Para Lucas, da dupla Lucas e Orelha, o motivo do sucesso no reggaeton no Brasil tem a ver com o fato de ser um ritmo dançante, alegre e que lembra o forró, vertente conhecida no país e que tem tido mais repercussão com a força de nomes como Simone & Simaria, Wesley Safadão, Márcia Fellipe e Aviões do Forró. “O ritmo lembra muito o forró, mas com uma coisa eletrônica, sem banda. Tem tudo a ver com o Brasil e os artistas souberam adequar a batida dentro da cultura brasileira”, explica.


Além disso, ele vê também como uma forma de internacionalização da carreira dos brasileiros. “Não é um ritmo regional, nem nacional, é mundial.
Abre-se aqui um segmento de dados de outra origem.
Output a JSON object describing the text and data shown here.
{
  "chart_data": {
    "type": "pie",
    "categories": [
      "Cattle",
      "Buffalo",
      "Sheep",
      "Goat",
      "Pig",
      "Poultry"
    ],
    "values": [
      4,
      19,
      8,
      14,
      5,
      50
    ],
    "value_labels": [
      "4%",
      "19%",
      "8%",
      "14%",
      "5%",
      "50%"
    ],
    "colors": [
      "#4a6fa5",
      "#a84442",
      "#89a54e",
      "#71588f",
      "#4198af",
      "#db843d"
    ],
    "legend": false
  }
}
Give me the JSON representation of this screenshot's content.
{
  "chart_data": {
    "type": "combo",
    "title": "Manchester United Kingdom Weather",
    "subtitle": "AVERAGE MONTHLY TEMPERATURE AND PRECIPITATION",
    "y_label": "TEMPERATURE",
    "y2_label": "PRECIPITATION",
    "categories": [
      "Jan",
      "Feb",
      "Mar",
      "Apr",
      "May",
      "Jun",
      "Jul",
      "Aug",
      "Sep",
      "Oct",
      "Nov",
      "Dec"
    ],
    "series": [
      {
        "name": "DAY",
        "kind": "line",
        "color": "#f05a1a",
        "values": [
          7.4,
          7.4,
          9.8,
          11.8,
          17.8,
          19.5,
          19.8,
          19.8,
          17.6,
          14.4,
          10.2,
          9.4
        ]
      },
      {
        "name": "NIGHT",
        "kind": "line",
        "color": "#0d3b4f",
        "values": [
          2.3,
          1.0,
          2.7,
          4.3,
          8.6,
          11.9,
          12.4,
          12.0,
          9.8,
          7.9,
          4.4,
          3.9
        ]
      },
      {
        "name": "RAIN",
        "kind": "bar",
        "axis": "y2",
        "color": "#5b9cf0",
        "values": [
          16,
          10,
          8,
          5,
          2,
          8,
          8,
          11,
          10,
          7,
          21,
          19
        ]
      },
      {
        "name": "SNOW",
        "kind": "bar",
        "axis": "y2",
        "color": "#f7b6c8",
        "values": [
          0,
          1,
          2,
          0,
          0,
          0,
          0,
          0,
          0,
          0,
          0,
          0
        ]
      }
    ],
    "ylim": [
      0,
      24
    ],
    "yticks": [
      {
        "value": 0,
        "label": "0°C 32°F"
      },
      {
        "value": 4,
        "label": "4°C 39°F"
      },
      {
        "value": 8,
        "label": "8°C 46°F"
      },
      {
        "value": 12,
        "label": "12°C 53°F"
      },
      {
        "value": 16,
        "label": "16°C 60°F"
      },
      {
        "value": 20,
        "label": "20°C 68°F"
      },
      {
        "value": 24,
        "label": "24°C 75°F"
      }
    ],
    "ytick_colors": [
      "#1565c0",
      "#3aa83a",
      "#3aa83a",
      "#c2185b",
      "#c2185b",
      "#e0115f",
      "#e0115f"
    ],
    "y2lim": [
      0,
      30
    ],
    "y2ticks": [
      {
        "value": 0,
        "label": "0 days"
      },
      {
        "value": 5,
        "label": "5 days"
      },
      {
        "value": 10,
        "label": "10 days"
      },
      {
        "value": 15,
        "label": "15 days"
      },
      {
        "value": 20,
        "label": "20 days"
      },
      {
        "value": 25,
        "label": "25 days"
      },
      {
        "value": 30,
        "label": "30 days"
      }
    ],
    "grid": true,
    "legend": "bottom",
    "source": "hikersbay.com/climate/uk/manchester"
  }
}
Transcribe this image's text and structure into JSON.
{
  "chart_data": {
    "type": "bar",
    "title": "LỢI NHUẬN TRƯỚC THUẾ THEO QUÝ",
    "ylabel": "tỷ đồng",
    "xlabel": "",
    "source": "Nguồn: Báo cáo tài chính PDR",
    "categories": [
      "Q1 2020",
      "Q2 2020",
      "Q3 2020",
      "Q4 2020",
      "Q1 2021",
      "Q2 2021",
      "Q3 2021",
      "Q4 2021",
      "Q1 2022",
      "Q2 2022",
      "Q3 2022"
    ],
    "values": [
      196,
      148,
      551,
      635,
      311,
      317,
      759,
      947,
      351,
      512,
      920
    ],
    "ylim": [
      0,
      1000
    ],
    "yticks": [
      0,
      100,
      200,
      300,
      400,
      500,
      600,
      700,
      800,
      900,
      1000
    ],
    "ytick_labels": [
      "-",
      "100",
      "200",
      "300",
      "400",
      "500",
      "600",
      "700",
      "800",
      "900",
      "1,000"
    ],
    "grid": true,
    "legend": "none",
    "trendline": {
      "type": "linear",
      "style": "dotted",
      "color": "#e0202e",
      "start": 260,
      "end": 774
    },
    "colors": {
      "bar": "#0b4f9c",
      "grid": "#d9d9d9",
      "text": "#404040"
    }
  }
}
No nosso clipe mesmo de Essa novinha tem comentários de gringos. Então a gente sabe que ajuda na internacionalização de uma carreira”, completa Lucas.

O que é?
O ritmo surgiu no Panamá nos anos 1970 por conta da imigração do povo jamaicano, que começou a produzir canções de reggae em espanhol. Nos anos 1990 ganhou força em Porto Rico e pelo restante da América Central. É uma grande união de vertentes passando pelo reggae, ragga, rap e dancehall.

Principais representantes
J. Balvin

O cantor colombiano começou a carreira em 2010 lançando o álbum Real. O sucesso veio três anos depois após divulgar o single 6 AM. Desde então, tem repercussão nos Estados Unidos e na América Latina. Gravou com nomes como Ariana Grande e Justin Bieber. É de Balvin a versão latina de Sorry. Além disso, fez parceiras com Anitta e com Projota, a canção Tranquila.

Daddy Yankee
O porto-riquenho conquistou espaço internacionalmente ao gravar faixas de reggaeton tanto em espanhol quanto em inglês. Sua carreira teve início nos anos 1990 investindo primeiramente no hip-hop latino. Não deu muito certo. Então, ele passou a cantar reggaeton e estourou com o hit Gasolina. Entre seus principais trabalhos estão Shaky shaky, Limbo e Corazón, em parceria com a brasileira Claudia Leitte.

Nicky Jam
O cantor pode ser considerado um dos primeiros americanos a cantar reggaeton. Ele chegou a ter uma dupla com Daddy Yankee, mas os artistas se separaram em 2004 e, cada um, seguiu em carreira solo. Atualmente morando em Medellín, na Colômbia, é um dos nomes fortes no ritmo. O novo álbum, intitulado Fênix, é um dos líderes de vendas digitais no Brasil. O disco tem canções como El ganador e Amor prohibido.

Maluma
Antes mesmo de gravar com Anitta, o cantor fez uma parceria com outro brasileiro, o sertanejo Lucas Lucco na canção Princesinha. Grande nome do reggaeton, ele tem bombado no Brasil e no mundo com a música Chantaje, um dueto com a também colombiana Shakira. Mas também tem outros hits do estilo, como Borro cassette, Sin contrato e El perdedor.